6.1. Revoking administrator privileges from a user
Follow the steps in this section to revoke dedicated-admin
privileges from a user.
Prerequisites
- You logged in to OpenShift Cluster Manager.
- You created an OpenShift Dedicated cluster.
- You have configured a GitHub identity provider for your cluster and added an identity provider user.
-
You granted
dedicated-admin
privileges to a user.
Procedure
- Navigate to OpenShift Cluster Manager and select your cluster.
- Click the Access control tab.
- In the Cluster Roles and Access tab, select next to a user and click Delete.
Verification
-
After revoking the privileges, the user is no longer listed as part of the
dedicated-admins
group under Access control → Cluster Roles and Access on the OpenShift Cluster Manager page for your cluster.
6.2. Revoking user access to a cluster
You can revoke cluster access from an identity provider user by removing them from your configured identity provider.
You can configure different types of identity providers for your OpenShift Dedicated cluster.

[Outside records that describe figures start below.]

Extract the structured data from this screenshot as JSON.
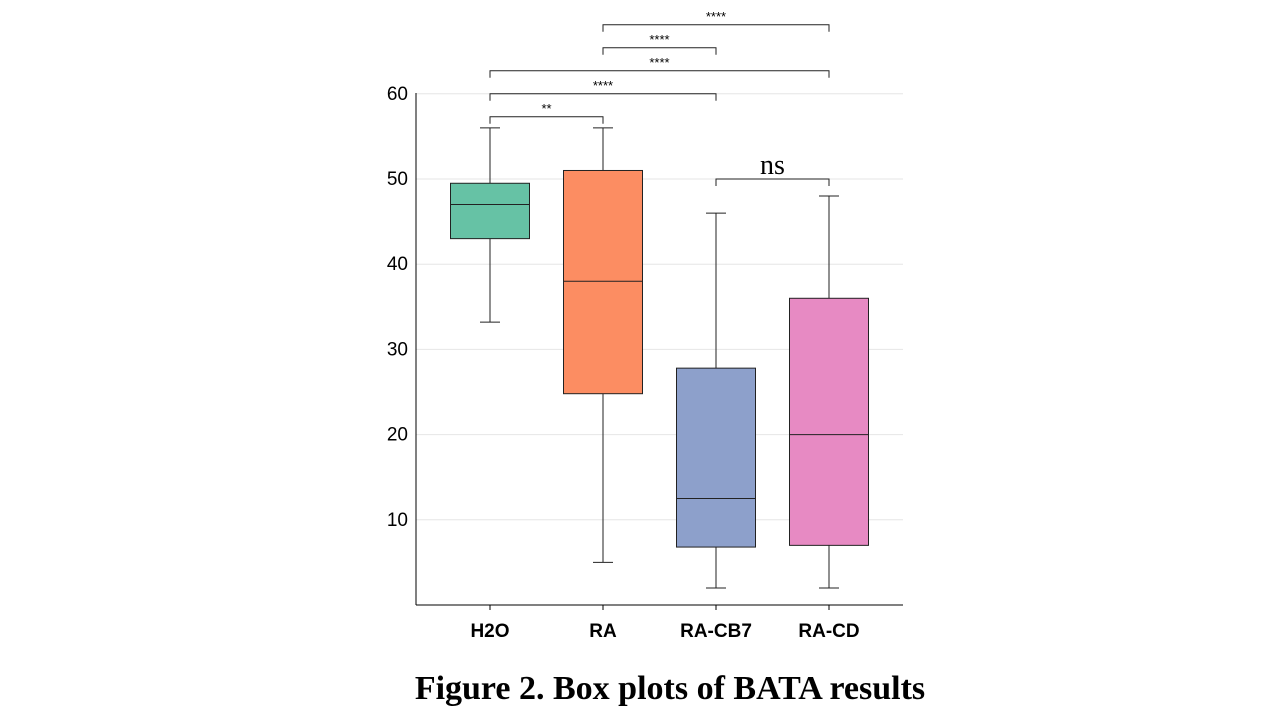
{
  "caption": "Figure 2. Box plots of BATA results",
  "chart_data": {
    "type": "box",
    "categories": [
      "H2O",
      "RA",
      "RA-CB7",
      "RA-CD"
    ],
    "colors": [
      "#66c2a5",
      "#fc8d62",
      "#8da0cb",
      "#e78ac3"
    ],
    "boxes": [
      {
        "category": "H2O",
        "whisker_low": 33.2,
        "q1": 43,
        "median": 47,
        "q3": 49.5,
        "whisker_high": 56
      },
      {
        "category": "RA",
        "whisker_low": 5,
        "q1": 24.8,
        "median": 38,
        "q3": 51,
        "whisker_high": 56
      },
      {
        "category": "RA-CB7",
        "whisker_low": 2,
        "q1": 6.8,
        "median": 12.5,
        "q3": 27.8,
        "whisker_high": 46
      },
      {
        "category": "RA-CD",
        "whisker_low": 2,
        "q1": 7,
        "median": 20,
        "q3": 36,
        "whisker_high": 48
      }
    ],
    "yticks": [
      10,
      20,
      30,
      40,
      50,
      60
    ],
    "ylim": [
      0,
      60
    ],
    "grid": true,
    "significance": [
      {
        "from": "H2O",
        "to": "RA",
        "y": 57.3,
        "label": "**",
        "style": "sans"
      },
      {
        "from": "H2O",
        "to": "RA-CB7",
        "y": 60,
        "label": "****",
        "style": "sans"
      },
      {
        "from": "H2O",
        "to": "RA-CD",
        "y": 62.7,
        "label": "****",
        "style": "sans"
      },
      {
        "from": "RA",
        "to": "RA-CB7",
        "y": 65.4,
        "label": "****",
        "style": "sans"
      },
      {
        "from": "RA",
        "to": "RA-CD",
        "y": 68.1,
        "label": "****",
        "style": "sans"
      },
      {
        "from": "RA-CB7",
        "to": "RA-CD",
        "y": 50,
        "label": "ns",
        "style": "serif"
      }
    ]
  }
}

The following example procedure revokes cluster access for a member of a GitHub organization or team that is configured for identity provision to the cluster.
Prerequisites
- You have an OpenShift Dedicated cluster.
- You have a GitHub user account.
- You have configured a GitHub identity provider for your cluster and added an identity provider user.
Procedure
- Navigate to github.com and log in to your GitHub account.
Remove the user from your GitHub organization or team:
- If your identity provider configuration uses a GitHub organization, follow the steps in Removing a member from your organization in the GitHub documentation.
- If your identity provider configuration uses a team within a GitHub organization, follow the steps in Removing organization members from a team in the GitHub documentation.
Verification
- After removing the user from your identity provider, the user cannot authenticate into the cluster.
Chapter 7. Deleting an OpenShift Dedicated cluster
As cluster owner, you can delete your OpenShift Dedicated clusters.
7.1. Deleting your cluster
You can delete your OpenShift Dedicated cluster in Red Hat OpenShift Cluster Manager.
- You logged in to OpenShift Cluster Manager.
- You created an OpenShift Dedicated cluster.
Procedure
- From OpenShift Cluster Manager, click on the cluster you want to delete.
- Select Delete cluster from the Actions drop-down menu.
Type the name of the cluster highlighted in bold, then click Delete. Cluster deletion occurs automatically.
NoteIf you delete a cluster that was installed into a GCP Shared VPC, inform the VPC owner of the host project to remove the IAM policy roles granted to the service account that was referenced during cluster creation.